As he did Monday against North Star, Pfeil took out his starter with a lead after five innings.
The move would have enabled the Crushers to have a full complement of hurlers had they advanced to Monday’s state semifinal against California.
Pfeil felt the strike zone tightened up in the Rams’ six-run sixth.
“There are borderline pitches, but you’ve got to get one in an inning where the guys just stand there and walk,” he said. “We should have made better pitches, I guess, and we had plenty of opportunities in the extra innings but the bottom line is it’s not somebody’s job to turn the plate off after six innings.”
McCort capitalized early in building a six-run lead that might have been much larger.
Overall, the Crushers collected 12 hits and made no errors while Johnsonburg had seven hits and made five errors.
The most glaring statistic might have been McCort’s 17 runners left on base, with 12 stranded in scoring position.
“We had opportunities early in the game that we didn’t capitalize on and we had opportunities in the extra innings that we didn’t capitalize on,” Pfeil said. “Unfortunately, we had guys on third base with less than two outs and we struck out. Those kill you.”
Crushers junior Nathan Neiderhiser started the scoring with a towering solo homer 380 feet over the double-height fence in center field in the second inning.

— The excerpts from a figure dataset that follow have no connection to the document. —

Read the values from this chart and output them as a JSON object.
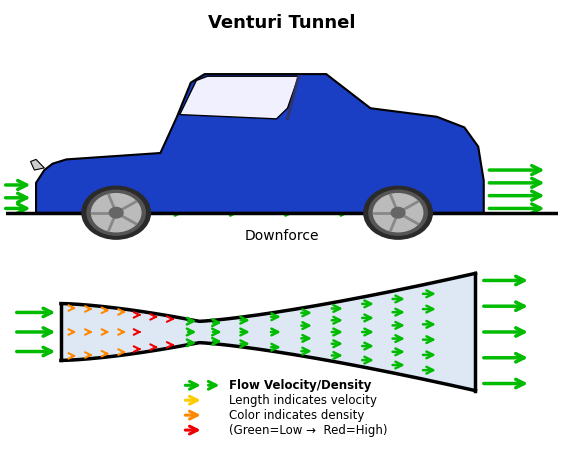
{
  "title": "Venturi Tunnel",
  "title_fontsize": 13,
  "title_fontweight": "bold",
  "downforce_label": "Downforce",
  "bg_color": "#ffffff",
  "car_body_color": "#1a3fc4",
  "car_outline_color": "#000000",
  "ground_color": "#000000",
  "arrow_green": "#00bb00",
  "arrow_orange": "#ff8800",
  "arrow_yellow": "#ffcc00",
  "arrow_red": "#ee0000",
  "tunnel_fill": "#dde8f4",
  "tunnel_outline": "#000000",
  "legend_green_label": "Flow Velocity/Density",
  "legend_yellow_label": "Length indicates velocity",
  "legend_orange_label": "Color indicates density",
  "legend_red_label": "(Green=Low →  Red=High)"
}
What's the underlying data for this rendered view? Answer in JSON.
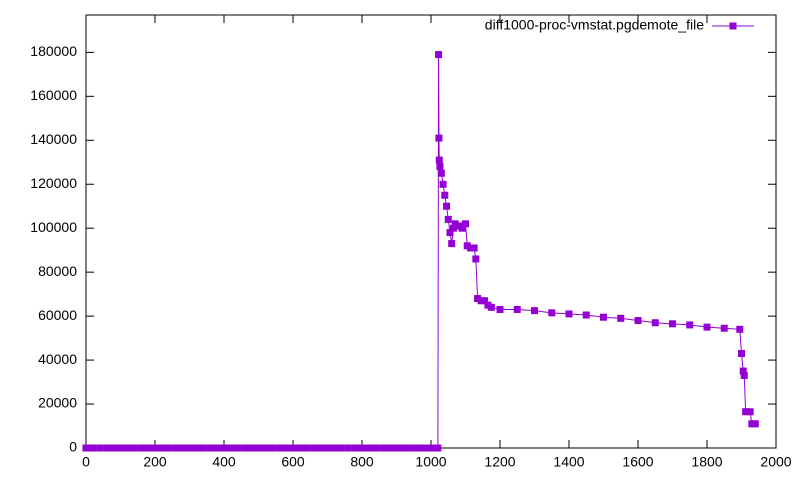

Coleman doubled and scored on Ethan Neiderhiser’s single that hit the top of the fence at the 350-foot mark in left-center in the fifth.

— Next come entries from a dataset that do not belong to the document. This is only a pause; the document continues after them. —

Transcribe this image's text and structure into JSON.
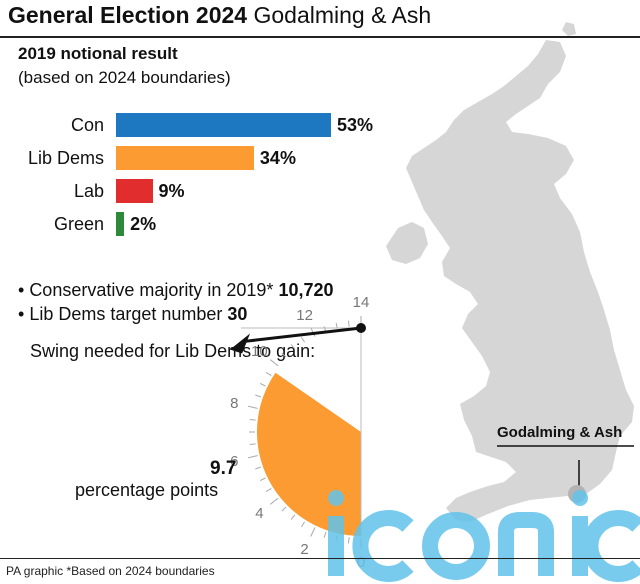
{
  "header": {
    "title_bold": "General Election 2024",
    "title_rest": " Godalming & Ash"
  },
  "subtitle": {
    "line1": "2019 notional result",
    "line2": "(based on 2024 boundaries)"
  },
  "chart_data": [
    {
      "type": "bar",
      "orientation": "horizontal",
      "categories": [
        "Con",
        "Lib Dems",
        "Lab",
        "Green"
      ],
      "values": [
        53,
        34,
        9,
        2
      ],
      "value_labels": [
        "53%",
        "34%",
        "9%",
        "2%"
      ],
      "colors": [
        "#1d78c1",
        "#fb9b32",
        "#e12d2d",
        "#2d8a3c"
      ],
      "title": "2019 notional result",
      "subtitle": "(based on 2024 boundaries)",
      "xlim": [
        0,
        53
      ],
      "grid": false
    },
    {
      "type": "gauge",
      "title": "Swing needed for Lib Dems to gain:",
      "value": 9.7,
      "value_label": "9.7",
      "unit_label": "percentage points",
      "range": [
        0,
        14
      ],
      "ticks": [
        "0",
        "2",
        "4",
        "6",
        "8",
        "10",
        "12",
        "14"
      ],
      "fill_color": "#fb9b32",
      "pointer_color": "#111111"
    }
  ],
  "facts": {
    "majority_text": "Conservative majority in 2019*",
    "majority_value": "10,720",
    "target_text": "Lib Dems target number",
    "target_value": "30"
  },
  "map": {
    "place_label": "Godalming & Ash",
    "marker_color": "#b3b3b3",
    "land_color": "#d6d6d6"
  },
  "footer": {
    "credit": "PA graphic *Based on 2024 boundaries"
  },
  "watermark": {
    "text": "iconic",
    "color": "#62c3ea"
  }
}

McCort added four more in the sixth. Jeremy Adams had a triple, Luke Williams hit a run-scoring single and the Crushers benefited from three walks and five stolen bases in the inning.
Williams and Coleman each finished with three hits, and Adams had two.
“It’s never over,” Johnsonburg coach Jeff Peterson said. “We’ve been in situations before where we’ve scored some runs. There is a lot of confidence on this team. These kids have been in big games down in Philly when we played in Legion ball there. In basketball they’ve been to the state championship. They’re not quitters and they’re not going to quit against anybody.”
The Rams (17-3) had a run-scoring single by Frank Kocjancic and a two-run double by Kyle Sheldon during the six-run sixth.
“There were some things we gave them and we took it back,” Peterson said. “It was nice to take it back.”
McCort’s Nathan Neiderhiser pitched a strong four-plus innings into the 11th.
“He did everything we asked him to do,” Pfeil said. “When you’re the visiting team there are only so many times you can allow them to come up in extra innings before they’re going to cash in. He’s had an outstanding season for us. We should have just never been in that situation.”
Johnsonburg junior righty Cole Peterson threw seven innings only four days after pitching a complete game in Monday’s first-round win over Western Beaver. Both times he threw more than 100 pitches.
Rams reliever Quinn Luhr tossed four scoreless frames.
“Cole threw a stellar game early for us,” coach Peterson said. “We had some sloppy plays early and gave them a bunch of runs. Luhr came in and threw an outstanding four innings. An outstanding job of stepping up. The kids battled. Quinn was due for a shot and he got one. What a comeback.”
In the bottom of the 11th, Cole Peterson walked and Mitchell Holmberg singled. Luhr’s two-out single to center plated the game-winner.
It was an emotional ending to the season for McCort, which has had three consecutive 20-plus win seasons.
Pfeil and senior first baseman Williams hugged near the visiting dugout.
“Two great seniors, Luke Williams and Zaine Tomkowski, are kids who came out for us the past three years, worked as hard as we asked them to do and never made excuses,” Pfeil said. “They were great leaders.
“That was one of the things we talked about at the meeting after the game,” he added. “Our underclassmen need to take their leadership and character with them. They’re great players and they work hard in the classroom. We’re going to miss them. They’re going to go on to college and be great people. My heart breaks for them.”